Opinion
2011-11-10
Jessie J. Barnes, Claimant–Appellant Pro Se.Eric T. Schneiderman, Attorney General, Albany (Kathleen M. Treasure of Counsel), for Defendant–Respondent.
Jessie J. Barnes, Claimant–Appellant Pro Se.Eric T. Schneiderman, Attorney General, Albany (Kathleen M. Treasure of Counsel), for Defendant–Respondent.
MEMORANDUM:
Claimant commenced this action seeking damages for injuries he allegedly sustained during an altercation with correction officers while he was an inmate at the Collins Correctional Facility (facility). According to claimant, he also received inadequate medical treatment for his injuries from a nurse at the facility. Following a trial, the Court of Claims granted judgment in favor of defendant. We affirm.
We reject the contention of claimant that the court failed to impose an appropriate sanction for defendant's failure to preserve and produce the original videotapes of the incident, which was recorded by two surveillance cameras in the facility. Although defendant provided claimant with a single videotape that contained copies of the two original videotapes prior to trial, the court ordered defendant to produce the originals at trial so that they could be compared to the single copy. Defendant failed to do so, explaining that the original videotapes had been lost. The court therefore precluded defendant from admitting in evidence the copy of the videotapes, which was favorable to defendant. We conclude that, in the absence of evidence that defendant intentionally destroyed the original videotapes or that the copy omitted relevant portions of the incident, preclusion was an appropriate sanction ( see Hulett v. Niagara Mohawk Power Corp., 1 A.D.3d 999, 1002, 768 N.Y.S.2d 535), and the court's ruling did not constitute an abuse of discretion ( see generally Iannucci v. Rose, 8 A.D.3d 437, 778 N.Y.S.2d 525). We reject claimant's further contention that the court should have struck defendant's answer as a spoliation sanction. “ ‘[S]triking a pleading is a drastic sanction to impose in the absence of willful or contumacious conduct’ ” ( Carroway Luxury Homes, LLC v. Integra Supply Corp., 52 A.D.3d 1187, 1188, 859 N.Y.S.2d 834), and such a sanction was not warranted here ( see Koehler v. Midtown Athletic Club, LLP, 55 A.D.3d 1444, 864 N.Y.S.2d 823).

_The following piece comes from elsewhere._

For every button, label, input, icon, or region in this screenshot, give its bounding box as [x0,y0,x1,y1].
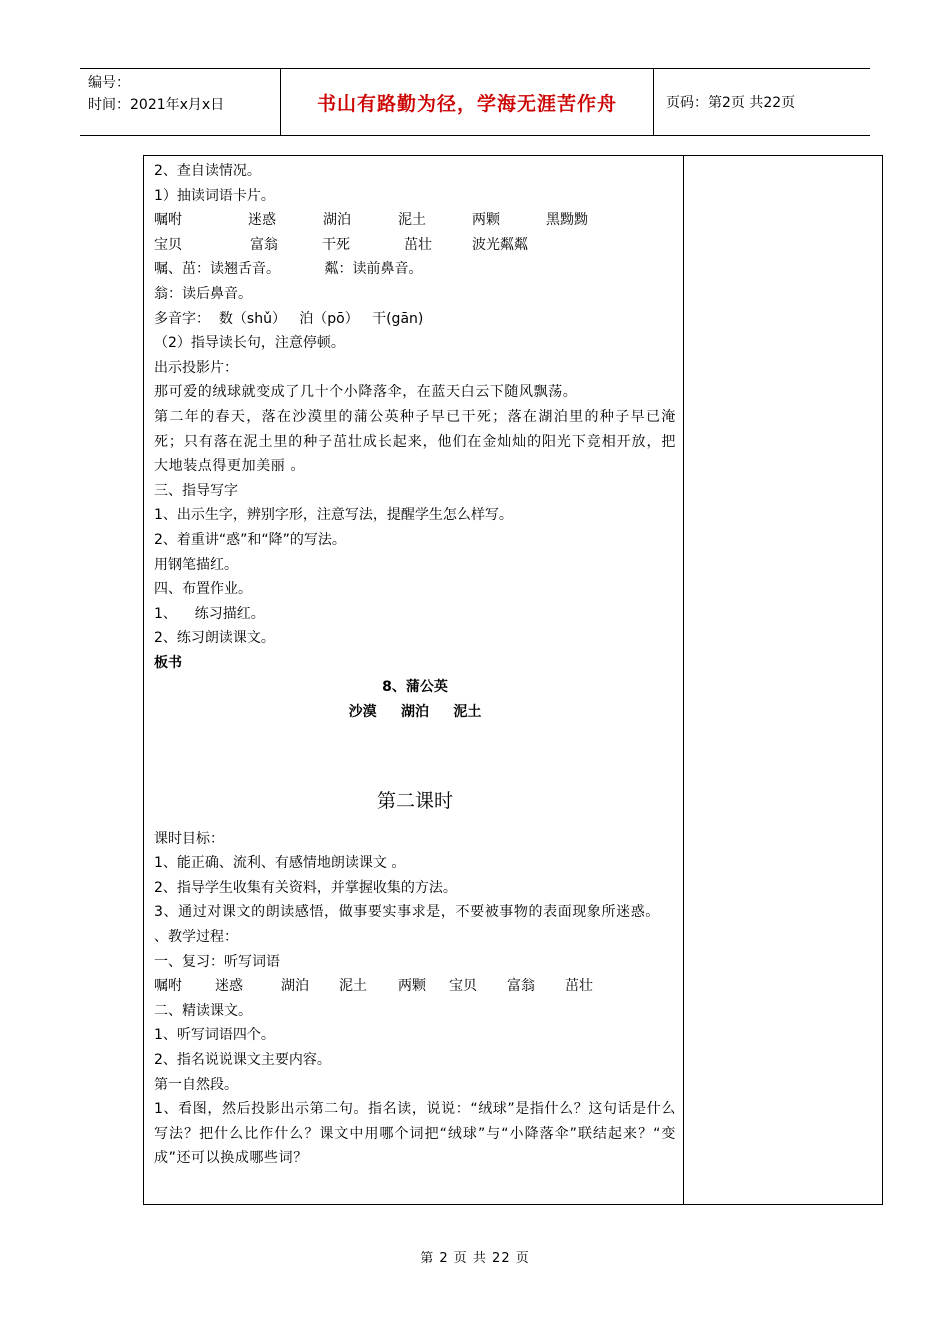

We reject claimant's further contention that the verdict is against the weight of the evidence. With respect to the medical malpractice claim, claimant failed to present evidence establishing that the medical treatment provided to him following the incident constituted a departure from accepted medical practice. With respect to the claim based upon the use of excessive force, all of the correction officers involved in the incident testified that the level of force used was appropriate to the situation, and defendant's contention to the contrary is belied by the evidence establishing that he received only minor injuries. Indeed, claimant sustained no cuts, bruises or fractured bones, and the only
injuries observed by a nurse following the incident were a scrape to his cheek and marks on his wrists and ankles, in the approximate locations where defendant had been wearing arm and leg restraints. “The court's findings are entitled to great deference, [inasmuch] as the court was in a position to observe the witnesses and view the evidence firsthand” ( Garofalo v. State of New York, 17 A.D.3d 1109, 1110, 794 N.Y.S.2d 269, lv. denied 5 N.Y.3d 707, 801 N.Y.S.2d 800, 835 N.E.2d 660), and we conclude that the verdict is supported by a fair interpretation of the evidence ( see id.).
It is hereby ORDERED that the judgment so appealed from is unanimously affirmed without costs.